28 Cultures genrées sur Internet

Type de contribution:

Éditorial

Cela faisait un moment que je ne m’étais pas posée la dite question par excellence : « est-ce de l'art? » Peut-être parce que je n'ai jamais été émotionnellement attachée à elle. Peut-être aussi parce que j'ai rarement trouvé qu’il s’agissait d’une question productive ou efficace. Pourquoi se demander « est-ce de l'art? » En fait qui pose la question et à quelle fin? Depuis déjà longtemps maintenant, je fonctionne avec une définition principale de l'art : l'art comme un mode de faire-être-penser. En d'autres termes, c'est à l'artiste (ou à l'auteur-être-penseur) de décider. Ça ne pourrait pas être plus près de la base que ça. Cette définition coexiste évidemment avec d'autres, dont l’une très influente qui part du haut vers le bas : l’art en tant qu’institution. Ces concepts interagissent de façons particulières dans le monde des centres d'artistes, du moins à Montréal à ce que je sache.

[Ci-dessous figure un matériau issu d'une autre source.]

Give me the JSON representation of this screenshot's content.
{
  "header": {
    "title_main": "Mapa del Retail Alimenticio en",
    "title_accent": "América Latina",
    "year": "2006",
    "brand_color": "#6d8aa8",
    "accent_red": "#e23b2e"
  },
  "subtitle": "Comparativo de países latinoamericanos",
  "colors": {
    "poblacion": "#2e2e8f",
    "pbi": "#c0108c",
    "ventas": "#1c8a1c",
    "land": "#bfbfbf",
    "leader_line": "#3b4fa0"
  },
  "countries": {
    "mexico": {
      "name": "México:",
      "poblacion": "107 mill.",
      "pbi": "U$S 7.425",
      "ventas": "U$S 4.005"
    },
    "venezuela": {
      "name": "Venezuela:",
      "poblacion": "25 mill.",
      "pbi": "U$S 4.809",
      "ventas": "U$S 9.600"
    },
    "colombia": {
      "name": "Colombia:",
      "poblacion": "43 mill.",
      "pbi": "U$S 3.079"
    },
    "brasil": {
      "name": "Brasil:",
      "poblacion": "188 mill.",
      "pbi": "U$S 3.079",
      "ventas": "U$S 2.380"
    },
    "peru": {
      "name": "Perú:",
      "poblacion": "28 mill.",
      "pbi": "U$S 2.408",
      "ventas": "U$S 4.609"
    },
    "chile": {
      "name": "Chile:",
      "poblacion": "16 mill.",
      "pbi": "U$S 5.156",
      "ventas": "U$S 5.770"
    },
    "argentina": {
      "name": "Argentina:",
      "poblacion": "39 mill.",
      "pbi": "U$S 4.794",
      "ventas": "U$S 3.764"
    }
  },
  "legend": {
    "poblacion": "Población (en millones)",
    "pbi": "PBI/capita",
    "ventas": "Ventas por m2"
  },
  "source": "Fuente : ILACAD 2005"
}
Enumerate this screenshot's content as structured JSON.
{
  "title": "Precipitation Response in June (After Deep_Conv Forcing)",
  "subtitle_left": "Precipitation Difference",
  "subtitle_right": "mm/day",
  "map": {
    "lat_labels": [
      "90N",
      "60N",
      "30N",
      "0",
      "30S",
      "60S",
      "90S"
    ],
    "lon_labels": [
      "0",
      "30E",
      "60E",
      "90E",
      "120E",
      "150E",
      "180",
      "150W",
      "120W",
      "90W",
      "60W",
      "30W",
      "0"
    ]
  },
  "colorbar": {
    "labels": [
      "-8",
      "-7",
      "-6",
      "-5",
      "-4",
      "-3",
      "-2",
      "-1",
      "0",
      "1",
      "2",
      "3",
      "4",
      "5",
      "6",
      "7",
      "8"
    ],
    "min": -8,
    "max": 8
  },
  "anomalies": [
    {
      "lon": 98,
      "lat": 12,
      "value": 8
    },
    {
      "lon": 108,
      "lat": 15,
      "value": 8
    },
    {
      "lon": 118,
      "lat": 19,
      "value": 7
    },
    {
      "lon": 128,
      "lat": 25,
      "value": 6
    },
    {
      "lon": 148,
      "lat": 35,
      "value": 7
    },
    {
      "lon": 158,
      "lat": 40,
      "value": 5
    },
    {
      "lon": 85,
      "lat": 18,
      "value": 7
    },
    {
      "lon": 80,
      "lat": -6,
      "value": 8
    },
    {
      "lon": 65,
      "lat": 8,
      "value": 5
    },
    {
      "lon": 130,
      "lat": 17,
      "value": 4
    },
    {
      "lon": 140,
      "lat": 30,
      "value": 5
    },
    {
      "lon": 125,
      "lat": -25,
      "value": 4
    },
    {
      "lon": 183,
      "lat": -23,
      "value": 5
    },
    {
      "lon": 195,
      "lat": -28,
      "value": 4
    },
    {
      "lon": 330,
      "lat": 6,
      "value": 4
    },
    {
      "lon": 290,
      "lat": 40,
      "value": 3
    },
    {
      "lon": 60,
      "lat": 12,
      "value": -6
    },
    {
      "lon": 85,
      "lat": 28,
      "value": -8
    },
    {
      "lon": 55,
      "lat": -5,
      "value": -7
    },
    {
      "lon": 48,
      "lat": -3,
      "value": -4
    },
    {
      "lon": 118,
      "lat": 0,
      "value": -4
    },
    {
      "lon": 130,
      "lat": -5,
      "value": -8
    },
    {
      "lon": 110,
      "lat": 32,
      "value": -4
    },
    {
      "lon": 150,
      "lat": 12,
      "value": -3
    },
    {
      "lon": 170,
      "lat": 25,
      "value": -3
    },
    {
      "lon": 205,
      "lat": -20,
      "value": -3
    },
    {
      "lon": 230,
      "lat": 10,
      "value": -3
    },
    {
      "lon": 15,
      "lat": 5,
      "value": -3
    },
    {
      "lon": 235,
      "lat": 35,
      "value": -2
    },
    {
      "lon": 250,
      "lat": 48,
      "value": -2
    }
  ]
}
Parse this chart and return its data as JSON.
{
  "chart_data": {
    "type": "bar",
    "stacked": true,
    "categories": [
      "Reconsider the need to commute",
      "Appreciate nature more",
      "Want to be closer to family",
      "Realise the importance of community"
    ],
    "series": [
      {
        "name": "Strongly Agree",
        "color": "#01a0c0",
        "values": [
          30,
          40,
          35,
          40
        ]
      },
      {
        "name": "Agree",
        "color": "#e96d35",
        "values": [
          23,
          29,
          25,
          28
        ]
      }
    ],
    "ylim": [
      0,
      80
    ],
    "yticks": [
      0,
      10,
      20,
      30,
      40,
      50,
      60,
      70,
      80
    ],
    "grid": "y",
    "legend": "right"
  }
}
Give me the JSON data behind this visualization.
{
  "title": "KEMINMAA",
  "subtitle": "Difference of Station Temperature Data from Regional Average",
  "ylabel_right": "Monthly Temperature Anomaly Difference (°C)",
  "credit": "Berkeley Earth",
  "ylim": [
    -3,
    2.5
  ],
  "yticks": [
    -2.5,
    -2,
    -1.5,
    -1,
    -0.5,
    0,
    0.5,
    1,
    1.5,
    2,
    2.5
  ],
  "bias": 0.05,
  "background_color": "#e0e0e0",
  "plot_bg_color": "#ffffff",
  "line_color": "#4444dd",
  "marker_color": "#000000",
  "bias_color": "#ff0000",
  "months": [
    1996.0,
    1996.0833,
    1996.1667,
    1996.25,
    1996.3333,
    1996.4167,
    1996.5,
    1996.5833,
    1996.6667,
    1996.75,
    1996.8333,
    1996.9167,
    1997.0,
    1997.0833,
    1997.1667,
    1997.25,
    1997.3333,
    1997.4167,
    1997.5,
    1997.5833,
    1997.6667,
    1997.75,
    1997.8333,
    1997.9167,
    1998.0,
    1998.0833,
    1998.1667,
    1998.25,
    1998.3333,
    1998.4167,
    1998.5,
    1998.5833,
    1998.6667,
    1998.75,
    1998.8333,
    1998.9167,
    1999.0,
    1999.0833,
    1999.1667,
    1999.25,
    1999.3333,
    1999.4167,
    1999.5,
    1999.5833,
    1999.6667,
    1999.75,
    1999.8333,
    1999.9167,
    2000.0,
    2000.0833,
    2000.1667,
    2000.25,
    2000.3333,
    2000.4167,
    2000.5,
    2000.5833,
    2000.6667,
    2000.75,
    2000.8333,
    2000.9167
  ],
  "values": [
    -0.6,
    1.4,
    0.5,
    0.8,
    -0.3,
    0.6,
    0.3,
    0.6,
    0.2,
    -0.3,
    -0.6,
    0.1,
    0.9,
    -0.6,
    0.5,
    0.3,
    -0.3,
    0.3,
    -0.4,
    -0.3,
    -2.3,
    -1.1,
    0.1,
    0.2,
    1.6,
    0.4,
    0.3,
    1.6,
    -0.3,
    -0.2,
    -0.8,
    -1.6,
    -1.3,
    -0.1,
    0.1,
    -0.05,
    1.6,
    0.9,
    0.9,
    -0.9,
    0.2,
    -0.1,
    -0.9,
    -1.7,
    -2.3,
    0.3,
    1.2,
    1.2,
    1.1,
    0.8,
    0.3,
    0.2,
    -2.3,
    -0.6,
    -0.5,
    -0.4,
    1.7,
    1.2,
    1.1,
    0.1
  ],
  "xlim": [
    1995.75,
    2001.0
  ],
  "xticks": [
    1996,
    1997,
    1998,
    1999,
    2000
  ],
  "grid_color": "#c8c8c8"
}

Le processus d'institutionnalisation des centres d'artistes autogérés est réel, justement parce qu’il n'est pas souvent abordé directement ou parce qu’il semble être rarement un problème. En d'autres mots, l'institutionnalisation se produit lorsqu’il y a un manque d’autoréflexivité spécifiquement en termes de dynamiques de pouvoir (en effet, il existe une panoplie de processus autoréflexif appliqués dans plusieurs domaines du monde de l'art!). Je crois que le travail d’édition du numéro actuel de .dpi révèle cette dynamique.

Dirigé par la coordonnatrice invitée et artiste des nouveaux médias, Jennifer Chan, le dossier « Cultures genrées sur Internet » présente des artistes du net art, dans un esprit d'analyse critique, qui utilisent ce qu’Internet est devenu aujourd'hui : un Internet plus structuré que jamais par les médias et réseaux sociaux, un espace d'émergence d'un autre biopouvoir, ou encore une configuration différente de surveillance, de l'anonymat et de la subjectivité et de la soumission en réseau. Ces pratiques mettent potentiellement au défi certaines (pré)conceptions à propos du statut de l'art -- peut-être comme le net art (et le net.art) l’a fait il y a une vingtaine d'années. Au cours de l’élaboration du présent numéro, la question « est-ce de l'art? » s’est manifestée à quelques reprises.

À notre époque néolibérale et avec l’ascension du pouvoir symbolique, les travailleur-euse-s culturel-le-s précaires, qui se sentent souvent impuissant-e-s, peuvent ironiquement se trouver dans une position de gardien -- des personnes qui peuvent poser la question « est-ce de l'art? » et avoir un réel impact sur ce qui s’ensuit. Il s’agit ici d’une observation importante parce que, simplement, nous devons savoir la raison pour laquelle nous luttons. Lorsque les espaces et les plateformes sont forgés à partir d'une certaine lutte, leur raison d'être est claire mais, avec le temps, toutes sortes de forces (que je nommerais personnellement le « capitalisme ») sèment la confusion. Et si nous devons soutenir nos pratiques essentiellement en vivant d'amour et d'eau fraîche, il serait plus stratégique de ne pas nous tirer dans le pied en ne faisant pas attention à quelles voix sont privilégiées ou écartées.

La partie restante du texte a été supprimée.